I'm rarely amused/aroused or interested in anything remotely contemporary. I know I've heard this song in a TV commercial (probably for some movie). Anyway I heard it in my local last month and it sounded good with a few pints down. I played it on iTunes and it was still good, so 99 cents later it was mine. Catchy little bit of mid 90's Brit-pop sounding "lad music" even if they look like complete tw*ts.
2. JIMMY BURNS & THE FANTASTICS-"It Used To Be"

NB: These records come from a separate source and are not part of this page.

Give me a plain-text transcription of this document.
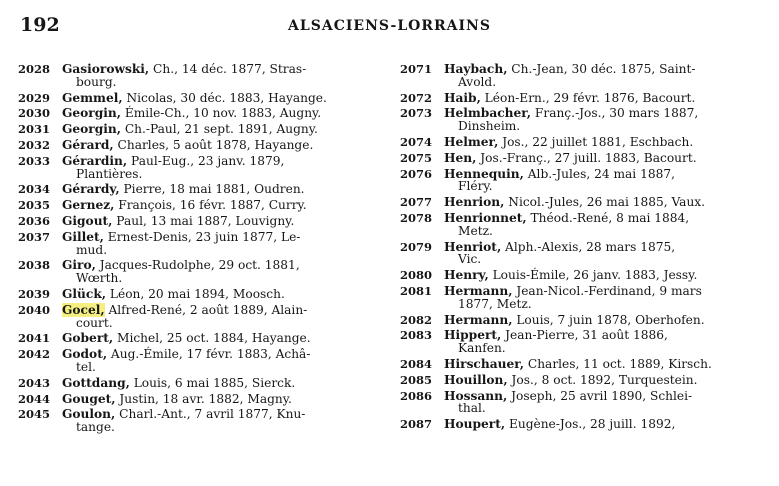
192	ALSACIENS-LORRAINS
2028 Gasiorowski, Ch., 14 déc. 1877, Stras-
bourg.
2029 Gemmel, Nicolas, 30 déc. 1883, Hayange.
2030 Georgin, Émile-Ch., 10 nov. 1883, Augny.
2031 Georgin, Ch.-Paul, 21 sept. 1891, Augny.
2032 Gérard, Charles, 5 août 1878, Hayange.
2033 Gérardin, Paul-Eug., 23 janv. 1879,
Plantières.
2034 Gérardy, Pierre, 18 mai 1881, Oudren.
2035 Gernez, François, 16 févr. 1887, Curry.
2036 Gigout, Paul, 13 mai 1887, Louvigny.
2037 Gillet, Ernest-Denis, 23 juin 1877, Le-
mud.
2038 Giro, Jacques-Rudolphe, 29 oct. 1881,
Wœrth.
2039 Glück, Léon, 20 mai 1894, Moosch.
2040 Gocel, Alfred-René, 2 août 1889, Alain-
court.
2041 Gobert, Michel, 25 oct. 1884, Hayange.
2042 Godot, Aug.-Émile, 17 févr. 1883, Achâ-
tel.
2043 Gottdang, Louis, 6 mai 1885, Sierck.
2044 Gouget, Justin, 18 avr. 1882, Magny.
2045 Goulon, Charl.-Ant., 7 avril 1877, Knu-
tange.
2071 Haybach, Ch.-Jean, 30 déc. 1875, Saint-
Avold.
2072 Haib, Léon-Ern., 29 févr. 1876, Bacourt.
2073 Helmbacher, Franç.-Jos., 30 mars 1887,
Dinsheim.
2074 Helmer, Jos., 22 juillet 1881, Eschbach.
2075 Hen, Jos.-Franç., 27 juill. 1883, Bacourt.
2076 Hennequin, Alb.-Jules, 24 mai 1887,
Fléry.
2077 Henrion, Nicol.-Jules, 26 mai 1885, Vaux.
2078 Henrionnet, Théod.-René, 8 mai 1884,
Metz.
2079 Henriot, Alph.-Alexis, 28 mars 1875,
Vic.
2080 Henry, Louis-Émile, 26 janv. 1883, Jessy.
2081 Hermann, Jean-Nicol.-Ferdinand, 9 mars
1877, Metz.
2082 Hermann, Louis, 7 juin 1878, Oberhofen.
2083 Hippert, Jean-Pierre, 31 août 1886,
Kanfen.
2084 Hirschauer, Charles, 11 oct. 1889, Kirsch.
2085 Houillon, Jos., 8 oct. 1892, Turquestein.
2086 Hossann, Joseph, 25 avril 1890, Schlei-
thal.
2087 Houpert, Eugène-Jos., 28 juill. 1892,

Another dreadful example of why I don't need to own another CD when I've got fantastic tracks like this 60's soul number right under my nose! This ones real moody and has some great depth on the vocals and the cheezy organ tops it off! From the ultra cool Rhino "Beg Shout And Scream" big 'ol box of soul.
3. THE MOODY BLUES-"Dr. Livingstone I Presume" (Live BBC)
Deram's 2 CD Moody Blues "Live BBC" CD has given me great enjoyment over the past year or so I've had it. I've found many of the tracks on it, like this one, better their "studio" incarnations and this one is no exception to that rule thanks to some very cool Mellotron action that's not heard on the LP version.
4. THE CHOCOLATE WATCHBAND-"Requiem"
Not the California longhairs but a U.K. pop duo who cut two 45's for Decca. This one was from '67 and embodies that great era of soulful, well produced/orchestrated Decca/Deram psych pop that I'm always on about. I'll take this over the Jagger mincing CA garage band any day.
5. DONOVAN-"Mellow Yellow" (Live BBC)
I'm a sucker for any 60's U.K. Beeb sessions, this one came via some less than legal means on a CD a friend comped me. It's interesting because the horns so so much better and fuller than on the record on this version making this cool song even better.
6. THE CHORDS-"Maybe Tomorrow"
Like most of the '79 mod bands the Chords have reunited, unlike most of them I still like The Chords (and Squire and The Purple Hearts). Good for them (and hopefully for their fans as well). This was one of my fave '79 singles back when I was a young mod and it still hold up with it's angst, energy and sheer power.
7. MADNESS-"N.W 5"
A more recent number by the Nutty Boys from a freebie CD I got last year from either "Mojo" or "Uncut" of "London Songs" it shows Madness style have a knack for great piano driven melodies with very British vocals and sweeping strings. Pure magic.
8. ANDY LEWIS-"The Secret Life Of A.J. Lewis"
These days he's Paul Weller's bass player but Andy is more than just that and an artist in his own right. His debut CD on Acid Jazz ("Billion Pound Project") had some amazing tracks on it, none more so than this instrumental toe tapper that contains everything that would convince you this was from the late 60's from it's harpsichord, strings, femme "la la la la's", sitar and a sax solo that sounds dead off a Larry Page LP. Best played while zooming around in an automobile (with manual transmission for full effect) at high speeds.
Hear "The Secret Life Of A.J. Lewis":
9. NORMAN CONQUEST-"Upside Down"
One of the crown jewel's of Bam Caruso's "Rubble Volume 8: All the Colours Of Darkness" is this brilliant little ditty from 1968 by a studio concoction by the legendary John Pantry. The whole thing is incredibly blue as it's not a terribly happy song but it's mild organ and phlanged piano add to the doom and gloom of this masterpiece.
Hear "Upside Down":
10. DEAN PARRISH-"I'm On My Way"
Despite the best attempts of the Northern Soul mafia to drive this number into the ground I'll always dig it. I've never been quite sure how it became such a dancefloor sensation at Wigan or wherever the hell else it received it's "legend" status with all it's tempo changes. But one thing is for certain, Dean's voice is in full form on it and the production/orchestration is amazing from the female backing vocals to the fuzz guitar intro to the flute and horns. I'm looking fordward to seeing Dean on 8/28 at the Dig Deeeper (see above) event he's playing. Keep the faith!